THE Sisters of Mercy have offered to contribute cash and properties worth over €127.5m in compensation to the victims of physical and sexual abuse in former industrial schools run by the order.
The offer by the congregation of nuns – which ran five industrial schools including the notorious Goldenbridge facility in Dublin – is one of the largest contributions by any of the 18 religious orders which ran such residential centres.
The various congregations were criticised for only contributing €128m towards the overall €1.3bn cost of the scheme in a controversial deal agreed with the Bertie Ahern-led Government in 2002.
The Department of Education said it had received the responses from all 18 religious orders which had contributed towards the cost of the compensation scheme operated by the Residential Institutions Redress Board.
The Brothers of Charity also confirmed yesterday they will contribute an additional €1.5m towards the cost of the scheme.
Over €100m in cash and €227m in property have been committed by 10 congregations who have announced renewed offers, while two orders, the Rosminians and Good Shepherd Sisters, have declared they are unable to contribute any more money.
In a statement, the Sisters of Mercy said they were “deeply saddened at the findings of the Ryan report” and expressed regret for the suffering of children in their care.
The order said its contribution consisted of €20m cash to be paid to a trust for former residents as well as properties worth just over €107.5m.
The Sisters of Mercy said properties worth €80.8m would be transferred to the state, with €11.6m being given to the trust for former residents and a further €15m to voluntary groups.
The order, which was criticised in the Ryan report for its harsh and strict regimes, already made an initial contribution of assets worth over €33m to the redress scheme.

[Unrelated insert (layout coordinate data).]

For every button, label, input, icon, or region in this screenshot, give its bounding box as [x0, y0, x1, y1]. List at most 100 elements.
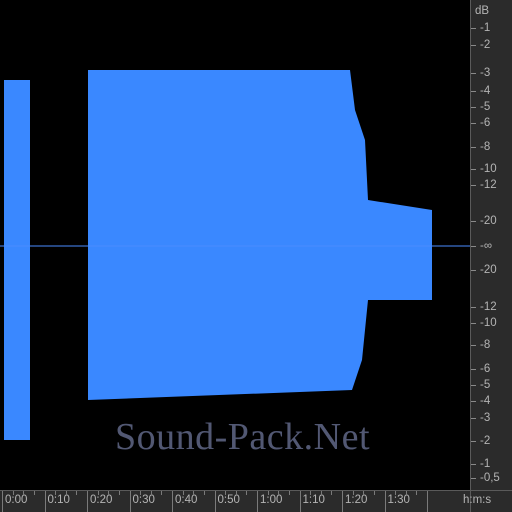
time-minor-tick [331, 491, 333, 495]
db-ruler: dB -1 -2 -3 -4 -5 -6 -8 -10 -12 -20 -∞ -20 -12 -10 -… [470, 0, 512, 490]
time-tick [299, 491, 301, 512]
time-minor-tick [193, 491, 195, 495]
time-minor-tick [161, 491, 163, 495]
db-label-upper: -3 [480, 67, 491, 79]
db-tick [471, 147, 476, 148]
time-tick [44, 491, 46, 512]
db-label-upper: -10 [480, 163, 497, 175]
db-label-lower: -3 [480, 412, 491, 424]
time-minor-tick [108, 491, 110, 495]
time-minor-tick [235, 491, 237, 495]
db-tick [471, 91, 476, 92]
db-tick [471, 345, 476, 346]
time-minor-tick [352, 491, 354, 495]
time-tick [384, 491, 386, 512]
time-ruler: 0:00 0:10 0:20 0:30 0:40 0:50 1:00 1:10 1:20 1:30 [0, 490, 470, 512]
db-tick [471, 221, 476, 222]
time-minor-tick [118, 491, 120, 495]
db-label-upper: -12 [480, 179, 497, 191]
time-label: 1:00 [260, 494, 283, 506]
db-label-lower: -10 [480, 317, 497, 329]
db-label-lower: -4 [480, 395, 491, 407]
db-label-lower: -0,5 [480, 472, 500, 484]
time-minor-tick [12, 491, 14, 495]
time-label: 1:30 [387, 494, 410, 506]
time-tick [87, 491, 88, 512]
db-tick [471, 464, 476, 465]
time-label: 1:20 [345, 494, 368, 506]
time-minor-tick [140, 491, 142, 495]
time-label: 0:50 [217, 494, 240, 506]
time-label: 0:00 [5, 494, 28, 506]
db-label-lower: -20 [480, 264, 497, 276]
time-minor-tick [76, 491, 78, 495]
time-tick [214, 491, 216, 512]
db-tick [471, 307, 476, 308]
db-label-lower: -2 [480, 435, 491, 447]
time-minor-tick [246, 491, 248, 495]
time-minor-tick [97, 491, 99, 495]
time-minor-tick [225, 491, 227, 495]
db-label-lower: -6 [480, 363, 491, 375]
db-label-lower: -12 [480, 301, 497, 313]
time-tick [172, 491, 173, 512]
db-label-lower: -5 [480, 379, 491, 391]
time-tick [427, 491, 428, 512]
time-label: 0:30 [132, 494, 155, 506]
db-label-upper: -2 [480, 39, 491, 51]
db-tick [471, 28, 476, 29]
db-tick [471, 401, 476, 402]
time-minor-tick [373, 491, 375, 495]
db-tick [471, 123, 476, 124]
time-tick [342, 491, 343, 512]
time-minor-tick [23, 491, 25, 495]
time-label: 1:10 [302, 494, 325, 506]
db-label-lower: -8 [480, 339, 491, 351]
time-minor-tick [150, 491, 152, 495]
time-minor-tick [203, 491, 205, 495]
db-tick [471, 323, 476, 324]
db-tick [471, 185, 476, 186]
db-tick [471, 73, 476, 74]
time-label: 0:20 [90, 494, 113, 506]
db-label-upper: -20 [480, 215, 497, 227]
time-tick [2, 491, 3, 512]
time-minor-tick [55, 491, 57, 495]
db-label-upper: -8 [480, 141, 491, 153]
db-tick [471, 478, 476, 479]
time-minor-tick [267, 491, 269, 495]
time-minor-tick [395, 491, 397, 495]
db-tick [471, 169, 476, 170]
time-label: 0:10 [47, 494, 70, 506]
db-tick [471, 45, 476, 46]
db-label-lower: -1 [480, 458, 491, 470]
db-tick [471, 369, 476, 370]
time-minor-tick [310, 491, 312, 495]
db-unit-label: dB [475, 5, 490, 17]
time-label: 0:40 [175, 494, 198, 506]
db-label-upper: -4 [480, 85, 491, 97]
db-tick [471, 418, 476, 419]
db-label-upper: -5 [480, 101, 491, 113]
time-minor-tick [405, 491, 407, 495]
time-minor-tick [288, 491, 290, 495]
time-minor-tick [278, 491, 280, 495]
time-unit-label: h:m:s [463, 494, 492, 506]
db-label-upper: -6 [480, 117, 491, 129]
time-tick [257, 491, 258, 512]
db-label-center: -∞ [480, 240, 493, 252]
db-tick [471, 385, 476, 386]
time-minor-tick [182, 491, 184, 495]
watermark: Sound-Pack.Net [115, 416, 371, 458]
time-unit-corner: h:m:s [463, 490, 512, 512]
time-minor-tick [320, 491, 322, 495]
db-tick [471, 441, 476, 442]
time-minor-tick [363, 491, 365, 495]
time-minor-tick [33, 491, 35, 495]
db-tick [471, 270, 476, 271]
db-tick [471, 107, 476, 108]
time-minor-tick [65, 491, 67, 495]
db-label-upper: -1 [480, 22, 491, 34]
time-minor-tick [416, 491, 418, 495]
time-tick [129, 491, 131, 512]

Christine Buckley, of Aislinn Foundation and a former resident of Goldenbridge, welcomed the renewed offer by the Sisters of Mercy. However, she expressed some reservation about the size of the contributions to the state and voluntary groups rather than to former residents.
Meanwhile, the Brothers of Charity, which ran a residential school for boys with special needs at Lota in Glanmire, Co Cork, also confirmed they have offered another €1.5m in cash.
The Ryan report found the Brothers of Charity had put the order’s own reputation over and above the safety and care of some of the most vulnerable children in the state.
Last night, the Brothers of Charity issued an “unreserved and heartfelt” apology to anyone who was sexually or physically abused while in their care as well as to anybody whose complaints about their treatment at Lota were not taken seriously or believed.
The order said it had taken into account the number of persons associated with the Brothers of Charity who went before the Residential Institutions Redress Board and the average award made in determining the size of its renewed offer.
A spokesperson for Education Minister, Batt O’Keeffe, said responses from all 18 religious orders had been received after the Government insisted on further financial contributions following the publication of the Ryan report last May.
It is understood Mr O’Keeffe will bring these offers to the Government within the next fortnight.